Almere City goalkeeper Michael Woud admitted that while a Netherlands youth call-up “tempted" him the choice to play for New Zealand was an “easy decision".
The 21-year-old has two caps for the All Whites since making his debut in 2018 and will be looking to feature more often after a great start to the season in the Dutch second tier.
On loan from Eredivisie side Willem II, Woud has been an ever-present in an Almere City team sitting second in the Eerste Divisie after 15 matches.
Having been eligible to play for the Netherlands and New Zealand, the former Sunderland goalkeeper received a call-up from the Netherlands under-20 side in 2018, but turned the offer down and committed himself to the country of his birth.
Speaking exclusively to Tribal Football, Woud said: “I was tempted, but when you play for the national team it comes down to your feeling. If you have a good feeling, like I do for New Zealand growing up there my whole life, you are going to pick New Zealand. I am playing for my country and the people and I feel more of a New Zealander than I feel Dutch. For me it was an easy decision, even though Holland is massive football country and it was a compliment to be asked."
When you think of New Zealand and sport, most will imagine Rugby Union and the three-time world cup winning All Blacks.
“Football is getting much bigger in New Zealand, bigger than people think," he said.
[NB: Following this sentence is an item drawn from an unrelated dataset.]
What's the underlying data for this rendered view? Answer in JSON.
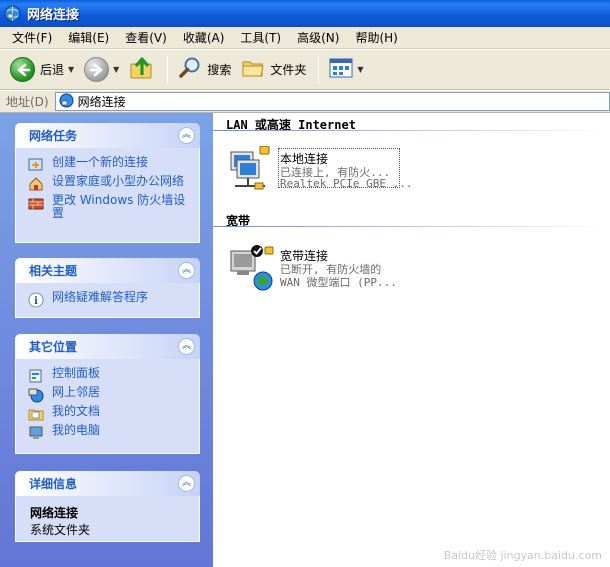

“Rugby will always be the biggest sport and that is understandable, but the age group teams are improving. There are more players coming out of New Zealand and it is not easy, because it is so far away and there are lot of sacrifices you have to make. It shows that New Zealanders can do it the best league in the world, the Premier League. Now you see Chris Wood scoring goals in the Premier League and it gives a lot of young New Zealanders that belief and motivation that it can be done."
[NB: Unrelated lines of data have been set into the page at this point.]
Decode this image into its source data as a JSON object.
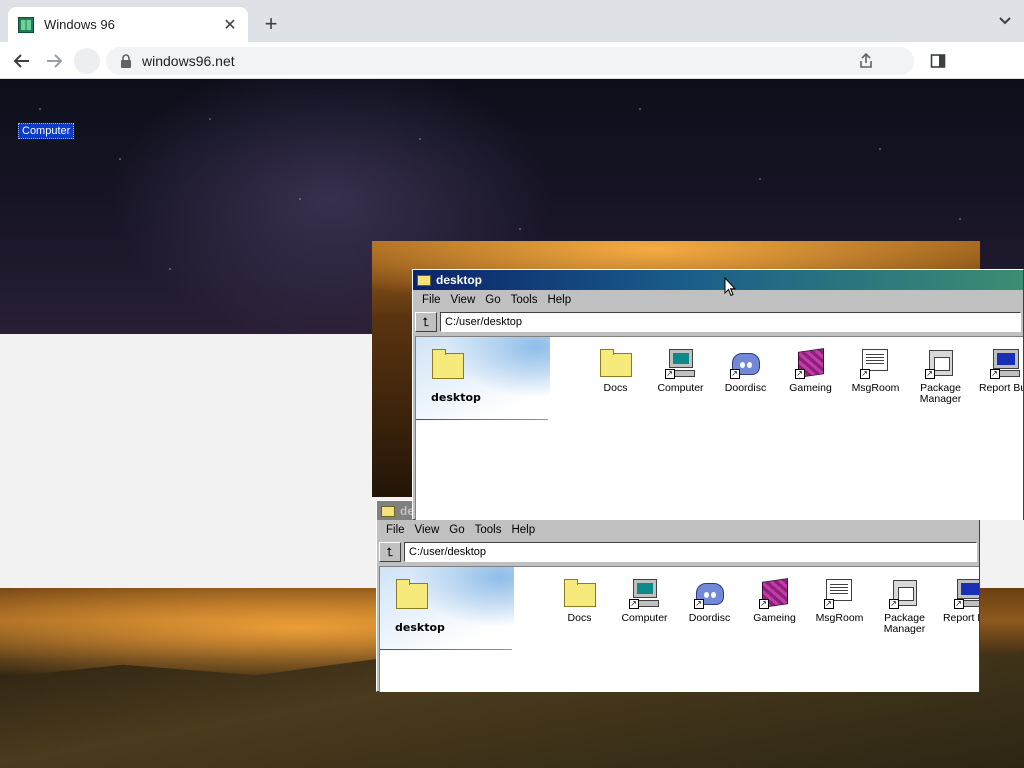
{
  "browser": {
    "tab_title": "Windows 96",
    "tab_close": "✕",
    "new_tab": "+",
    "url": "windows96.net"
  },
  "desktop": {
    "selected_icon_label": "Computer"
  },
  "explorer": {
    "title": "desktop",
    "menu": [
      "File",
      "View",
      "Go",
      "Tools",
      "Help"
    ],
    "address": "C:/user/desktop",
    "up_glyph": "⮤",
    "side_title": "desktop",
    "items": [
      {
        "label": "Docs",
        "icon": "folder-icon"
      },
      {
        "label": "Computer",
        "icon": "computer-icon"
      },
      {
        "label": "Doordisc",
        "icon": "discord-icon"
      },
      {
        "label": "Gameing",
        "icon": "cube-icon"
      },
      {
        "label": "MsgRoom",
        "icon": "message-icon"
      },
      {
        "label": "Package Manager",
        "icon": "package-icon"
      },
      {
        "label": "Report Bug",
        "icon": "bug-report-icon"
      }
    ]
  },
  "explorer_back": {
    "title": "de"
  },
  "colors": {
    "titlebar_start": "#0a246a",
    "titlebar_end": "#3c8d72",
    "win_face": "#c0c0c0"
  }
}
Woud left the country in 2015 in order to join Sunderland after a successful trial and thinks that moving across to Europe can be advantageous for young players from New Zealand.
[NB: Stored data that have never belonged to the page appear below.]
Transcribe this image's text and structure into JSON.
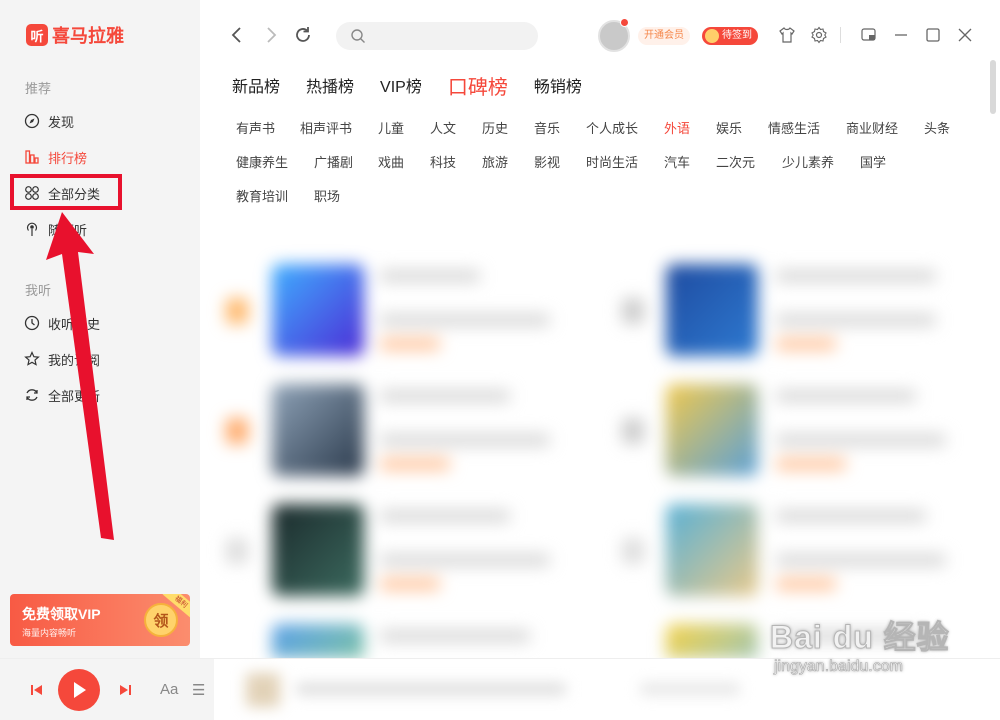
{
  "app": {
    "logo_badge": "听",
    "logo_text": "喜马拉雅"
  },
  "sidebar": {
    "section_recommend": "推荐",
    "items_recommend": [
      {
        "label": "发现",
        "icon": "compass-icon"
      },
      {
        "label": "排行榜",
        "icon": "ranking-icon",
        "active": true
      },
      {
        "label": "全部分类",
        "icon": "grid-icon"
      },
      {
        "label": "随便听",
        "icon": "radio-icon"
      }
    ],
    "section_mine": "我听",
    "items_mine": [
      {
        "label": "收听历史",
        "icon": "clock-icon"
      },
      {
        "label": "我的订阅",
        "icon": "star-icon"
      },
      {
        "label": "全部更新",
        "icon": "refresh-icon"
      }
    ],
    "vip_card": {
      "title": "免费领取VIP",
      "subtitle": "海量内容畅听",
      "coin": "领",
      "tag": "福利"
    }
  },
  "topbar": {
    "search_placeholder": "",
    "vip_button": "开通会员",
    "signin_button": "待签到",
    "icons": [
      "back-icon",
      "forward-icon",
      "refresh-icon",
      "search-icon",
      "shirt-icon",
      "gear-icon",
      "mini-mode-icon",
      "minimize-icon",
      "maximize-icon",
      "close-icon"
    ]
  },
  "tabs": [
    {
      "label": "新品榜"
    },
    {
      "label": "热播榜"
    },
    {
      "label": "VIP榜"
    },
    {
      "label": "口碑榜",
      "active": true
    },
    {
      "label": "畅销榜"
    }
  ],
  "categories": [
    [
      "有声书",
      "相声评书",
      "儿童",
      "人文",
      "历史",
      "音乐",
      "个人成长",
      "外语",
      "娱乐",
      "情感生活",
      "商业财经",
      "头条"
    ],
    [
      "健康养生",
      "广播剧",
      "戏曲",
      "科技",
      "旅游",
      "影视",
      "时尚生活",
      "汽车",
      "二次元",
      "少儿素养",
      "国学"
    ],
    [
      "教育培训",
      "职场"
    ]
  ],
  "active_category": "外语",
  "player": {
    "font_label": "Aa",
    "list_label": "☰"
  },
  "watermark": {
    "main": "Bai du 经验",
    "sub": "jingyan.baidu.com"
  },
  "colors": {
    "accent": "#f5483b",
    "annotation": "#e8112d"
  }
}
“I think going to Europe allows you to train in a professional environment and it is closer to a lot of clubs, so you will have more scouts watching you," he said.
“You are in a cut-throat situation which makes you mentally stronger, but you have to sacrifice a lot. Wellington Phoenix and the A-League can be a great stepping stone and you are able to play every week, and if you are good enough you can make the step."